No hace falta graduarse con la tesis sobre el movimiento anticuarentena. Ni siquiera invocar el viejo pensamiento de Mao: Una sola chispa puede incendiar toda la pradera. Los sofistas y la prensa canalla –título de un libro de Eduardo Varela Cid de 1984-, suelen encargarse de la tarea. Ellos producen sentido con mucho menos. Les alcanza con la quema de unos pocos barbijos, las filmaciones caseras del hecho y la viralización de las imágenes junto al obelisco. Componen la situación con apenas un fósforo y la adrenalina incendiaria de un puñado de antisociales. Con ello pretenden seguir en acelerado descenso hacia el noveno círculo del infierno, el que estaba más cerca de Satanás en la Divina Comedia de Dante.

De Nerón a la actualidad, la humanidad hizo arder en llamas a ciudades enteras, millones de hectáreas de bosques, libros, banderas, viviendas y durante siglos a miles de personas. De Juana de Arco a Giordano Bruno la Iglesia mandó a la hoguera a cantidades ingentes de herejes por discutir las verdades reveladas de su teología. Ese era el sayo que les ponían en los tribunales de la Inquisición. Un pasaporte sin regreso hacia el patíbulo y con un paso previo por las mazmorras de Torquemada. Ahora se queman barbijos que salvan vidas. Una comprobación tan antigua que proviene del Renacimiento o antes – se usaban máscaras como las venecianas – porque de esa forma se creía evitar el contagio de distintas plagas. Las usaban los médicos cuando trataban a enfermos de la peste negra y tenían forma de pico de ave. Su utilización después se extendió a los carnavales en la ciudad de las góndolas donde se venden en muchos comercios.

Parece una insignificancia la quema de los barbijos al lado de organismos monstruosos como el Tribunal del Santo Oficio, pero no. La comparsa que exalta la Parca, les da la espalda a los muertos y contagiados en el sistema de salud que en la Argentina ya acumulaba unos 60 fallecidos entre médicos, enfermeros, camilleros, instrumentistas y administrativos el mes pasado. Los contagiados ya eran más de 17.000 a mediados de agosto. Un 6,7 por ciento del total de la población infectada en aquel momento.

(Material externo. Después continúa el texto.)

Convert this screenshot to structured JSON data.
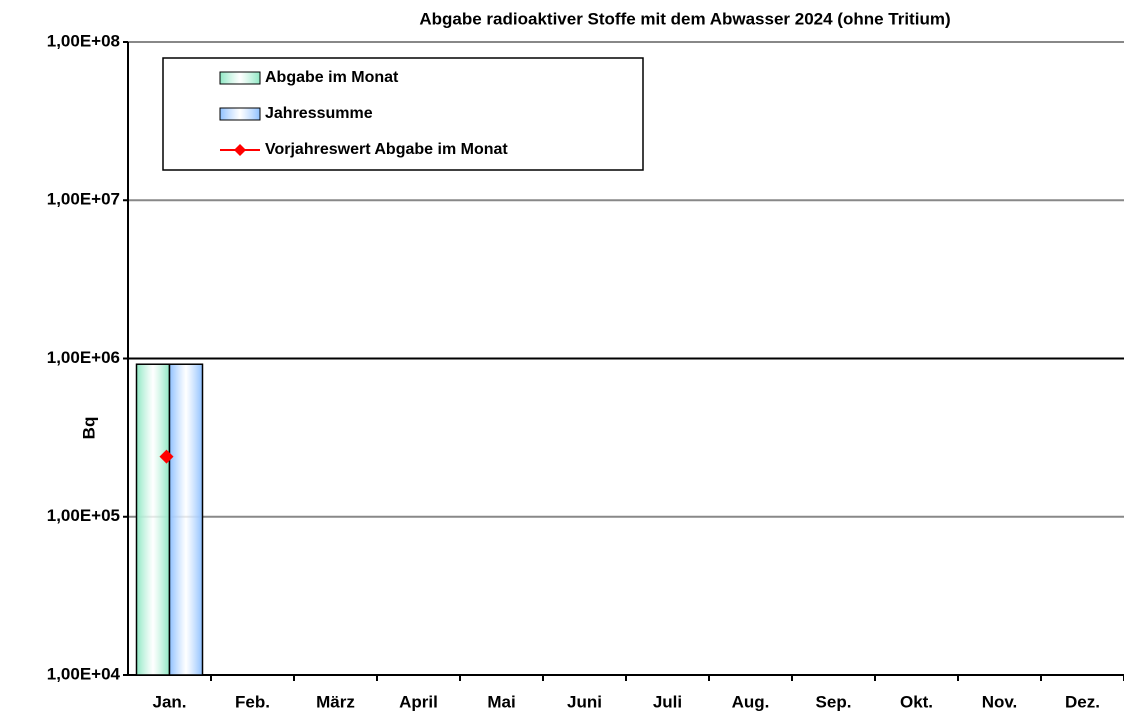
{
  "chart_data": {
    "type": "bar",
    "title": "Abgabe radioaktiver Stoffe mit dem Abwasser 2024 (ohne Tritium)",
    "y_label": "Bq",
    "categories": [
      "Jan.",
      "Feb.",
      "März",
      "April",
      "Mai",
      "Juni",
      "Juli",
      "Aug.",
      "Sep.",
      "Okt.",
      "Nov.",
      "Dez."
    ],
    "series": [
      {
        "name": "Abgabe im Monat",
        "type": "bar",
        "color": "#8fe8c4",
        "values": [
          920000,
          null,
          null,
          null,
          null,
          null,
          null,
          null,
          null,
          null,
          null,
          null
        ]
      },
      {
        "name": "Jahressumme",
        "type": "bar",
        "color": "#8ec0ff",
        "values": [
          920000,
          null,
          null,
          null,
          null,
          null,
          null,
          null,
          null,
          null,
          null,
          null
        ]
      },
      {
        "name": "Vorjahreswert Abgabe im Monat",
        "type": "line",
        "color": "#ff0000",
        "values": [
          240000,
          null,
          null,
          null,
          null,
          null,
          null,
          null,
          null,
          null,
          null,
          null
        ]
      }
    ],
    "ylim": [
      10000,
      100000000
    ],
    "yticks": [
      {
        "value": 10000,
        "label": "1,00E+04"
      },
      {
        "value": 100000,
        "label": "1,00E+05"
      },
      {
        "value": 1000000,
        "label": "1,00E+06"
      },
      {
        "value": 10000000,
        "label": "1,00E+07"
      },
      {
        "value": 100000000,
        "label": "1,00E+08"
      }
    ],
    "log_scale": true,
    "grid": true,
    "legend_position": "upper left"
  }
}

Entre los afectados estuvo mi hijo mayor. Trabaja en un hospital público. Contrajo el virus igual que su pareja. Los dos son psicólogxs. Él pasó una semana aislado en un hotel centríco contratado por el gobierno de la ciudad de Buenos Aires con fiebre y tos seca. Le dieron mala comida. Contagiada, ella fue empujada a hacer un periplo por la ciudad como producto de la derivación desde un hospital público hacia un sanatorio de su obra social. Zafaron porque son jóvenes pero vivieron días de zozobra y preocupación. No merecen ellos ni cada trabajador de la Salud tanta desaprensión de estos provocadores que se mearían de miedo en una sala de terapia intensiva o de guardia junto a un paciente con respirador. La pregunta es: ¿Les cabe algo más que el extendido repudio social como se percibió en las redes? ¿O deberían – como corresponde – recibir alguna pena por propagar una enfermedad contagiosa?